Nei tempi di legge l’affittuario ha esercitato il diritto di prelazione, fino ad arrivare il 23 dicembre all’appuntamento dal notaio per stipulare la compravendita e contestualmente accendere il mutuo. Ma l’istituto diocesano non si è presentato all’appuntamento. Lo stesso pomeriggio, dallo stesso notaio, si è presentato l’istituto diocesano con il titolare dell’Autodromo San Mauro srl e hanno stipulato l’atto di compravendita. La mattina del 24 lo studio notarile ha registrato l’atto».
A quel punto la piccola comunità di San Mauro insorge. Già precedentemente era stata presentata un raccolta di firme contro l’operazione, considerata rischiosa per l’inquinamento acustico e atmosferico della zona. Il comitato va dal sindaco di Montorio, Alessandro Di Giambattista, a metà gennaio. «Ci risponde che in Comune non c’è ancora nessun progetto, quando ci sarà, sarà avviata una discussione con noi», dice il portavoce del comitato, «a fine marzo il progetto viene presentato in Comune, ma il sindaco non ci contatta, anzi, la realizzazione del motodromo diventa il punto forte della sua campagna elettorale».
Passate le elezioni, ora scatta la seconda parte della protesta. «Noi siamo stati abituati dai nostri genitori e dai sacerdoti a salvaguardare il debole dai soprusi del più forte», incalza Marcacci, «e ci siamo accorti che l’istituto diocesano ha fatto il contrario. I preti sono uomini ed è ammissibile l’errore, ma istituto diocesano è un organismo e ogni atto dovrebbe essere riflettuto.

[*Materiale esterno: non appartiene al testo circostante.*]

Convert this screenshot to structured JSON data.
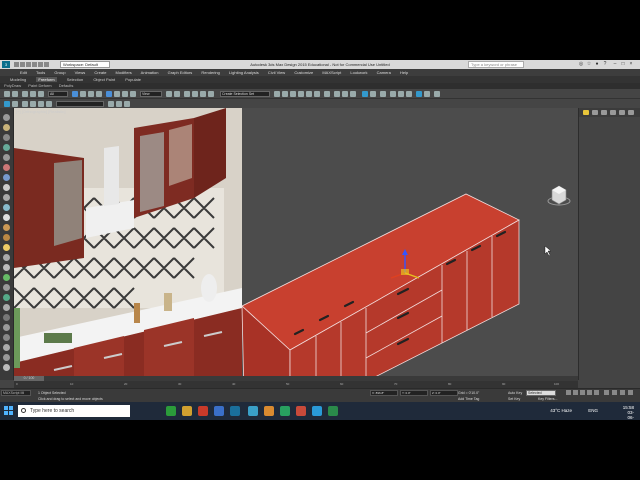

Noi a questo punto ci poniamo dei dubbi su quello che è giusto, su quello che ci è stato insegnato da piccoli sulla dottrina cattolica. Per questo abbiamo deciso di aderire alla dottrina musulmana: abbiamo già preso contatti con imam della comunità islamica abruzzese e faremo degli incontri». Un primo incontro preliminare è avvenuto già ieri sera.
Non solo: «se una frazione intera vuole cambiare religione dovrà avere posto dove esercitare il culto, bisognerà costruire una moschea a San Mauro», annuncia Dario Marcacci, «noi d’altronde non possiamo non notare che l’istituto diocesano, gestito in parte dalla curia in parte da laici, ha sconfessato quello che da duemila anni predica il cattolicesimo. Noi abbiamo apprezzato quando vescovo di Chieti ha parlato in favore degli operai in difficoltà della Burgo, qui a Teramo invece succede il contrario».
Intanto a margine c’è la battaglia legale dell’affittuario, che ha esercitato il diritto di riscatto. Intanto i circa 17 ettari contesi nelle campagne di Montorio rimarranno nelle mani dell’affittuario che ha contratto di locazione per altri due anni.